Fairfield, cop sued in teen’s death after high speed pursuit
Updated 12:36 am, Saturday, July 16, 2016
FAIRFIELD — A dead teenager’s estate is suing the town and one of its police officers, who was involved in a similar fatal pursuit when he was with another police department.
The lawsuit claimed Renaldi pursued Leao in violation of state and local pursuit policies, and that the town should have been aware that Renaldi had been involved in a similar incident when he was a member of the Seymour Police Department.
Town Attorney Stanton Lesser declined to comment on the suit.

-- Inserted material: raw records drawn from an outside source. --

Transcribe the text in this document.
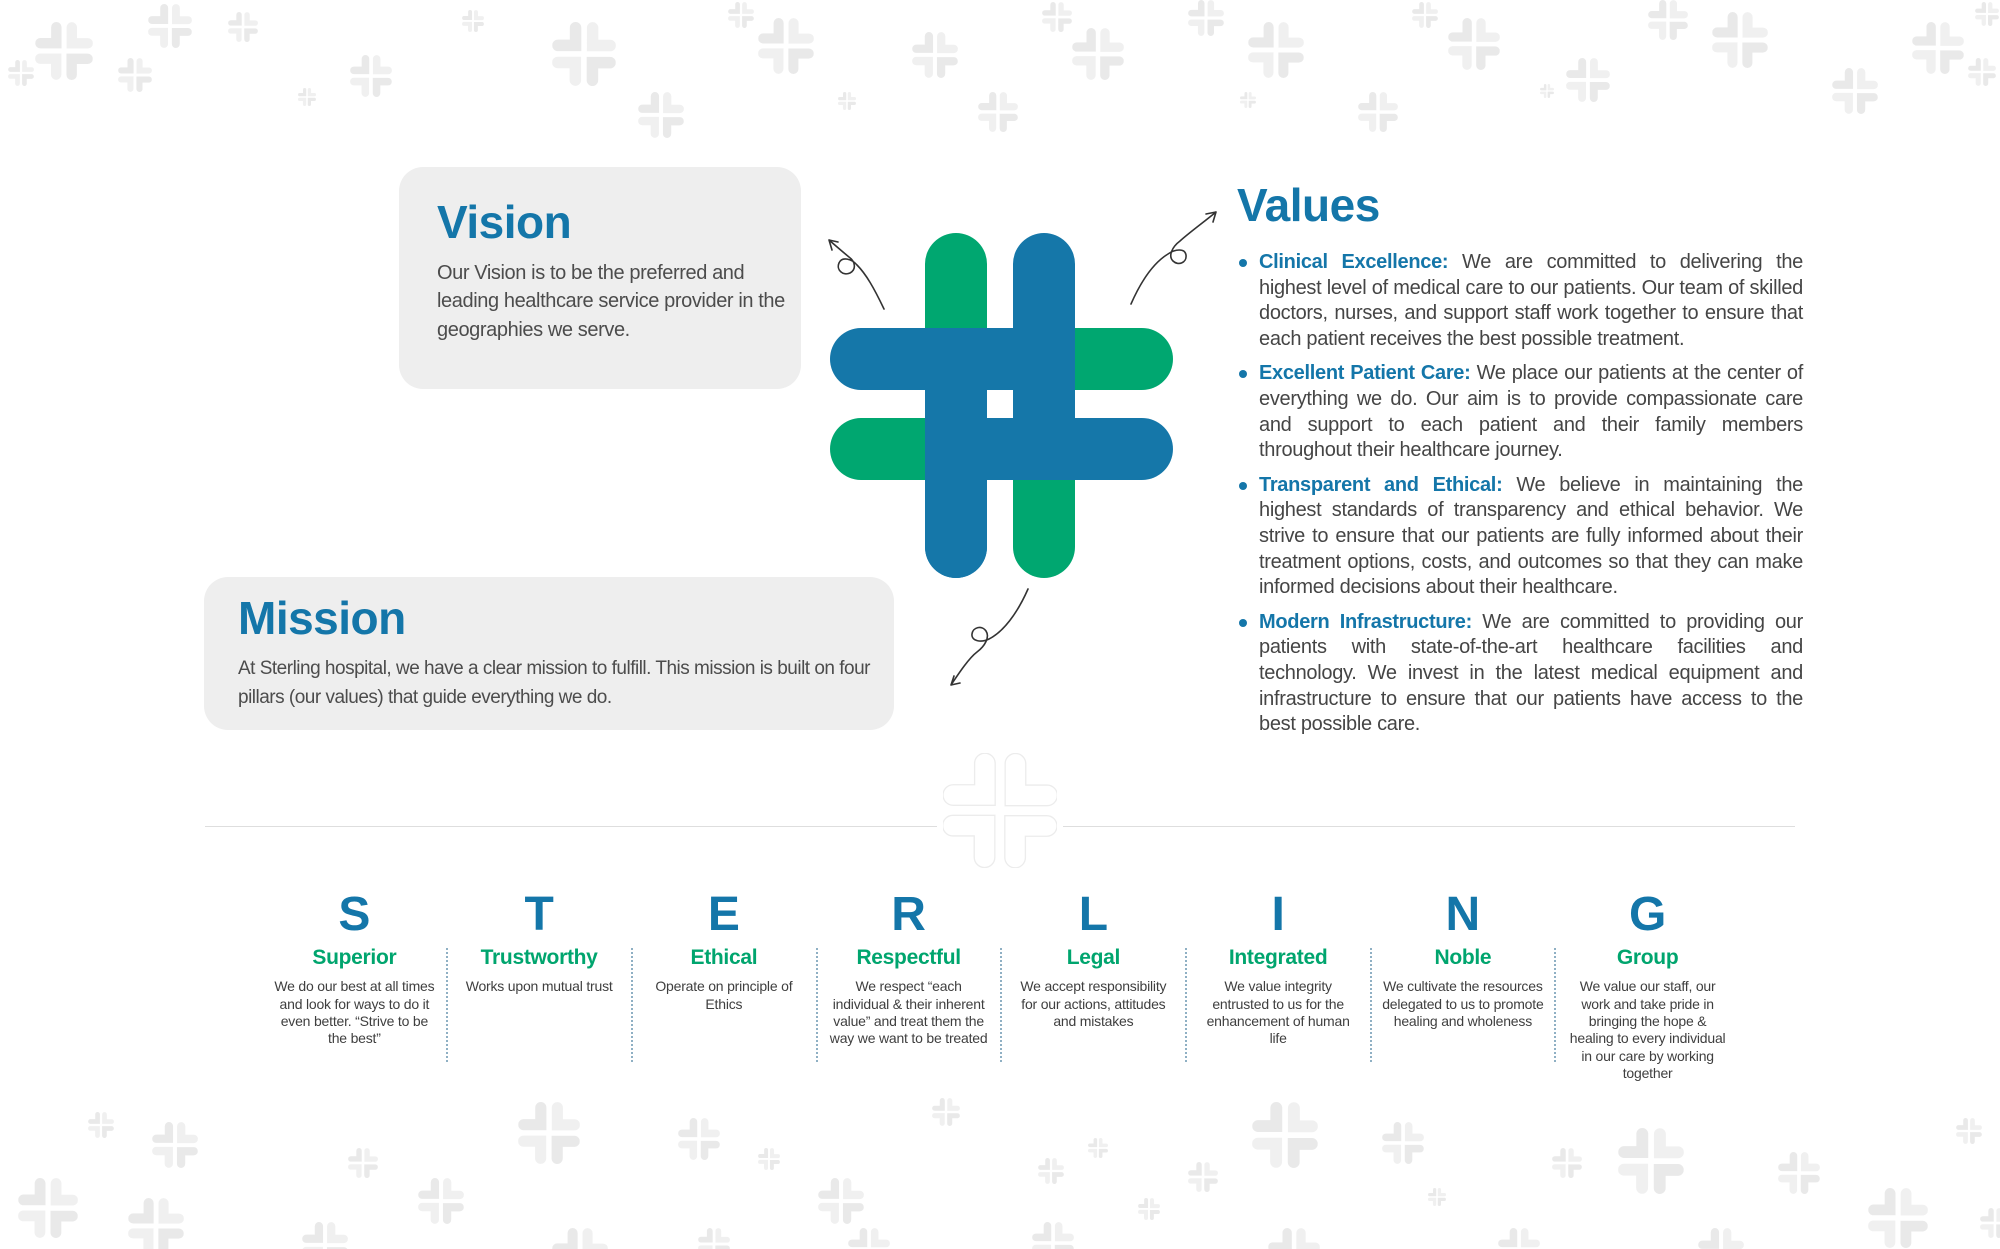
Vision
Our Vision is to be the preferred and leading healthcare service provider in the geographies we serve.
Mission
At Sterling hospital, we have a clear mission to fulfill. This mission is built on four pillars (our values) that guide everything we do.
Values
Clinical Excellence: We are committed to delivering the highest level of medical care to our patients. Our team of skilled doctors, nurses, and support staff work together to ensure that each patient receives the best possible treatment.
Excellent Patient Care: We place our patients at the center of everything we do. Our aim is to provide compassionate care and support to each patient and their family members throughout their healthcare journey.
Transparent and Ethical: We believe in maintaining the highest standards of transparency and ethical behavior. We strive to ensure that our patients are fully informed about their treatment options, costs, and outcomes so that they can make informed decisions about their healthcare.
Modern Infrastructure: We are committed to providing our patients with state-of-the-art healthcare facilities and technology. We invest in the latest medical equipment and infrastructure to ensure that our patients have access to the best possible care.
S
Superior
We do our best at all times and look for ways to do it even better. “Strive to be the best”
T
Trustworthy
Works upon mutual trust
E
Ethical
Operate on principle of Ethics
R
Respectful
We respect “each individual & their inherent value” and treat them the way we want to be treated
L
Legal
We accept responsibility for our actions, attitudes and mistakes
I
Integrated
We value integrity entrusted to us for the enhancement of human life
N
Noble
We cultivate the resources delegated to us to promote healing and wholeness
G
Group
We value our staff, our work and take pride in bringing the hope & healing to every individual in our care by working together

According to the lawsuit filed in state Superior Court in Bridgeport, Leao was driving a Yamaha motorcycle around midnight on Aug. 3, 2014, while Renaldi was in a parking lot on Kings Highway East. “Defendant Renaldi claims to have heard a loud motorcycle approaching the intersection of Kings Highway East and Jennings Road, near where he was parked,” according to the suit, which said Leao was on his way home to Bridgeport, and was not speeding or driving erratically.
At that point, according to court papers, Renaldi initiated a pursuit, activating his lights and siren, because he said he believed there was no registration plate on the bike. The suit said the Yamaha was properly registered and a valid plate was affixed to the rear of the bike.
A failure to have a visible plate, the suit stated, would only be an infraction and was not a valid reason to conduct a high-speed pursuit.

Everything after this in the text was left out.